Algunos estudios apuntan también a un efecto similar al de ciertos anestésicos, que interfieren con los receptores cerebrales del neurotransmisor GABA y provocan esa mezcla de euforia y torpeza. Además, varios experimentos sugieren que el nitrógeno reduce la liberación de ciertos aminoácidos importantes para la actividad cerebral, como el glutamato, la glutamina y la asparagina, sin afectar a los receptores NMDA. En eso difiere del óxido nitroso (el “gas de la risa”), que sí actúa directamente sobre ellos.

Es decir, ambos gases pueden alterar nuestra conciencia, pero lo hacen por caminos distintos: el óxido nitroso “bloquea” la señal, mientras que el nitrógeno parece simplemente atenuarla, como si bajara el volumen del cerebro. Y cuando bajas el volumen del cerebro…

Por otra parte, un estudio realizado en C. elegans, un pequeño gusano muy utilizado en investigación, sugiere que la dopamina es la responsable de algunos de los cambios de comportamiento bajo presión, pero parece actuar junto a otras vías aún desconocidas. Por ejemplo, los niveles de serotonina, otro neurotransmisor clave, aumentan bajo alta presión de nitrógeno.

La manera en que interactúan exactamente estos neurotransmisores y aminoácidos durante la narcosis del nitrógeno sigue siendo un misterio, pero demuestra que el efecto del gas en el cerebro es mucho más complejo de lo que parece.

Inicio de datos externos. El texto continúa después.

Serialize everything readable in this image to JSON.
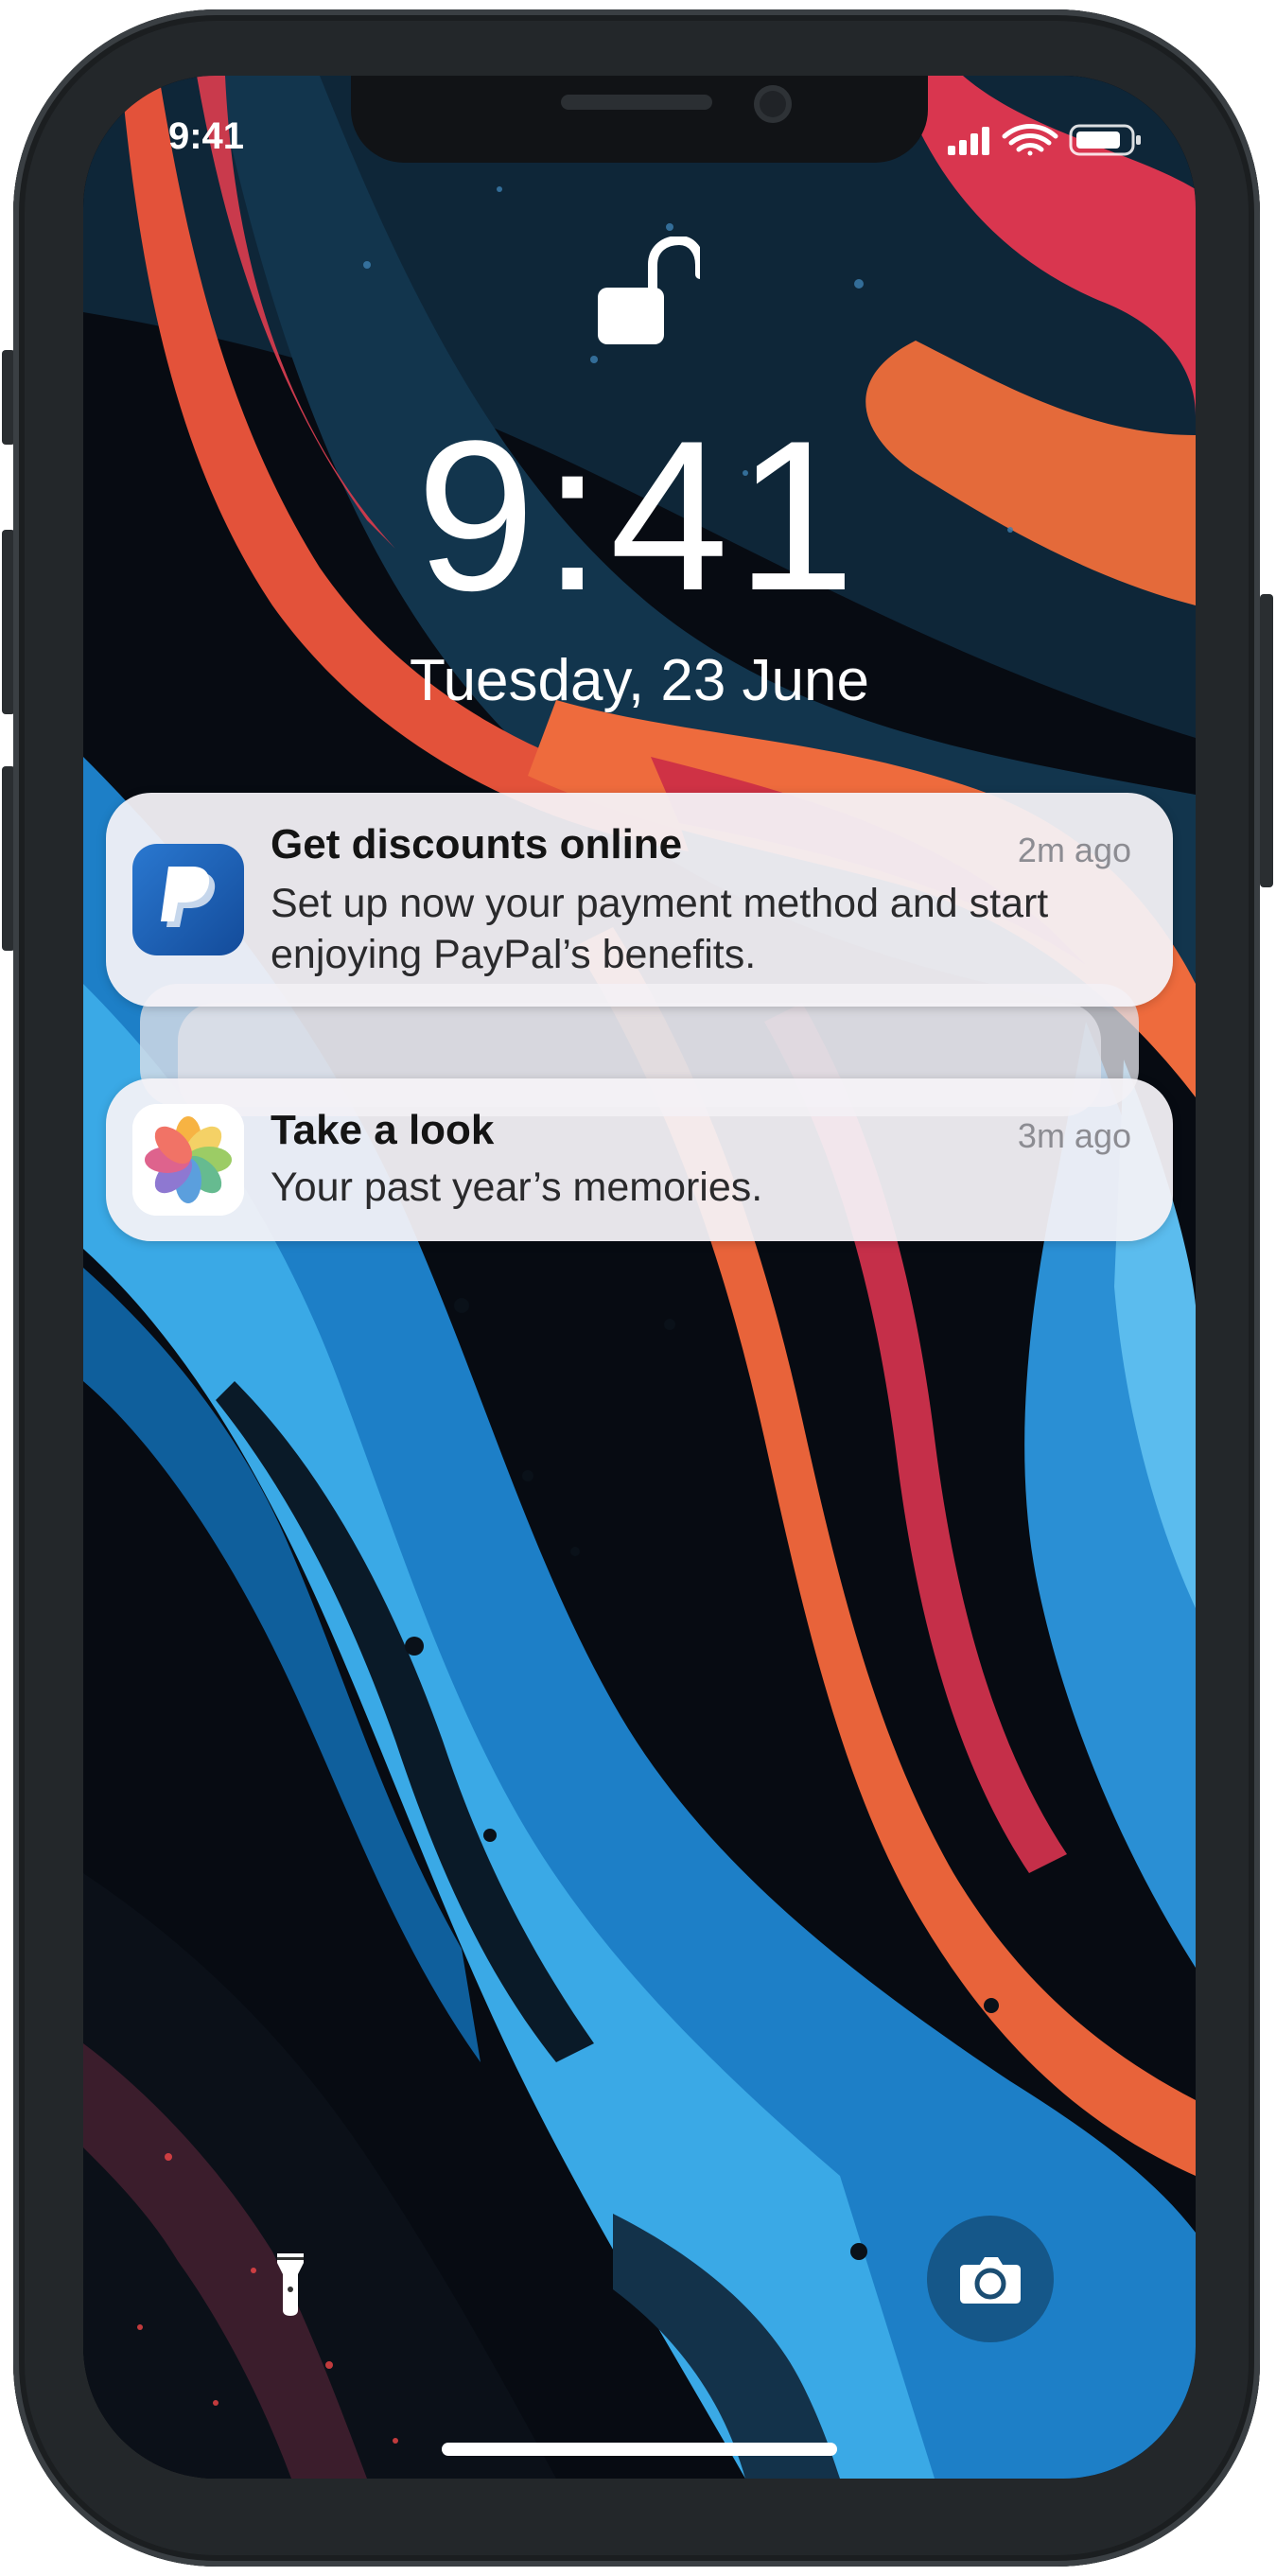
{
  "status_bar": {
    "time": "9:41",
    "signal_icon": "cellular-signal-icon",
    "wifi_icon": "wifi-icon",
    "battery_icon": "battery-icon"
  },
  "lock_screen": {
    "lock_state_icon": "unlocked-padlock-icon",
    "clock": "9:41",
    "date": "Tuesday, 23 June"
  },
  "notifications": [
    {
      "app_icon": "paypal-icon",
      "title": "Get discounts online",
      "time": "2m ago",
      "body_line1": "Set up now your payment method and start",
      "body_line2": "enjoying PayPal’s benefits.",
      "stacked": true
    },
    {
      "app_icon": "photos-icon",
      "title": "Take a look",
      "time": "3m ago",
      "body_line1": "Your past year’s memories.",
      "stacked": false
    }
  ],
  "quick_actions": {
    "left": "flashlight-icon",
    "right": "camera-icon"
  },
  "colors": {
    "paypal_blue": "#1d5eb6",
    "text_primary": "#141414",
    "text_secondary": "#8c8c92"
  }
}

Como suele pasar en ciencia, la respuesta completa sigue bajo la superficie: sabemos qué se siente y qué lo desencadena, pero no del todo cómo actúa ese gas aparentemente inocente cuando se convierte en embriagador.

¿Cómo se puede evitar?

La mejor forma de protegerse de la narcosis del nitrógeno es simple: no bajar a más profundidad de la recomendada para cada nivel de experiencia, ascender despacio y mantener siempre la calma. Los buceadores aprenden a reconocer los primeros síntomas y a reaccionar antes de que afecten a la seguridad. Con planificación, entrenamiento y sentido común, la narcosis puede ser solo una curiosidad científica más que una amenaza real.

El buceo recreativo sigue siendo seguro y asombrosamente enriquecedor, siempre que se haga bajo supervisión, con equipos fiables y con profesionales formados que cuiden cada inmersión.